Не менее характерны и те верования, которые были связаны с исповедью и причастием. Многие простые души приписывали исповеди чрезвычайную силу. Жена одного рыцаря обманывала мужа, живя с рабом; муж, терзаемый ревностью, узнал, что в соседнем городе живет бесноватый, который умеет угадывать самые сокровенные помыслы людей. Он решил привести подозреваемого им раба к этому чародею, чтобы узнать истину. Раб, испугавшись и будучи уверен, что его вина обнаружится, искал спасения в исповеди; он исповедался первому крестьянину, которого встретил на дороге; после этого он с честью выдержал испытание, которое могло погубить его; бесноватый принужден был сознаться, что он более ничего не знает об этом человеке. «Таким образом, — говорит гейстербахский монах, — благодаря исповеди, раб был спасен от смерти, а рыцарь от своих мучений». Но самым действительным из волшебных средств считалось причастие, главное из таинств. Сомневающиеся видели, как гостия в чаше превращалась в кружочек тела, вино — в кровь, или как распятый Христос выходил из хлеба.
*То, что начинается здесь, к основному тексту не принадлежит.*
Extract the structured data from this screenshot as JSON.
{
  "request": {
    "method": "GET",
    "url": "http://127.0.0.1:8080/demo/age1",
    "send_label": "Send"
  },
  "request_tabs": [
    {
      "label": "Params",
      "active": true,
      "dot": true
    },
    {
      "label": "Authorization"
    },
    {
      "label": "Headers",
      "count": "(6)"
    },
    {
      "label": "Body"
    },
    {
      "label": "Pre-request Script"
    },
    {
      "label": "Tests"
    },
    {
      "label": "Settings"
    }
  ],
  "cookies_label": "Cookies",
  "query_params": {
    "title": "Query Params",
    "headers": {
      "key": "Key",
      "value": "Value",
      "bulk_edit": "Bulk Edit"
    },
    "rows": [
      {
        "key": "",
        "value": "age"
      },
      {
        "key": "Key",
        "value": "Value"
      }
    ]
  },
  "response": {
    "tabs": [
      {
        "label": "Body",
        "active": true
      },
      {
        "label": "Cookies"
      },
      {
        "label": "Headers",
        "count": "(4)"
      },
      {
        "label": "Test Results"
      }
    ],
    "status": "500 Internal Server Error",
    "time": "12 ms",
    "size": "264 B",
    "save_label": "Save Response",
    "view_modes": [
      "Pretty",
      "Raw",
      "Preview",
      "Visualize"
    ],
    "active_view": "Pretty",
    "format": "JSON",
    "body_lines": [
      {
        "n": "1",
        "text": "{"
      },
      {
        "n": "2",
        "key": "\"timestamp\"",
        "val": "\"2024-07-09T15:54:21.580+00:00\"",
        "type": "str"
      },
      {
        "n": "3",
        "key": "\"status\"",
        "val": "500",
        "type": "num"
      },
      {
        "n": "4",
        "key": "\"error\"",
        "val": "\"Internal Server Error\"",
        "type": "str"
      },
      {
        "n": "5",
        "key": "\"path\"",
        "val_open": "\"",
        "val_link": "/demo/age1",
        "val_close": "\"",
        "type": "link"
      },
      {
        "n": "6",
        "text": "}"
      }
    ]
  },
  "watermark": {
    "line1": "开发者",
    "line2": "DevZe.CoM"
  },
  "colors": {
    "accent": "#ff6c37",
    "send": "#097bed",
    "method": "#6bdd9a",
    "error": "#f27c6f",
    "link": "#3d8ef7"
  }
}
Те, которые по простоте своей неуважительно пользовались гостией, как лекарством для излечения своих домашних животных, удивлялись, что церковь осуждает их за это. Впрочем, гостия, использованная для святотатственной цели, все-таки творила чудеса. Одна женщина положила гостию в свой пчельник, чтобы прекратить эпидемию, которая опустошала его; благочестивые пчелы тотчас выстроили восковую часовню «с окнами, крышей и колокольней, куда и поместили гостию с большим торжеством». Другая женщина, чтобы предохранить свою капусту от гусениц, посыпала ее крошками гостий; она была поражена неизлечимым параличом.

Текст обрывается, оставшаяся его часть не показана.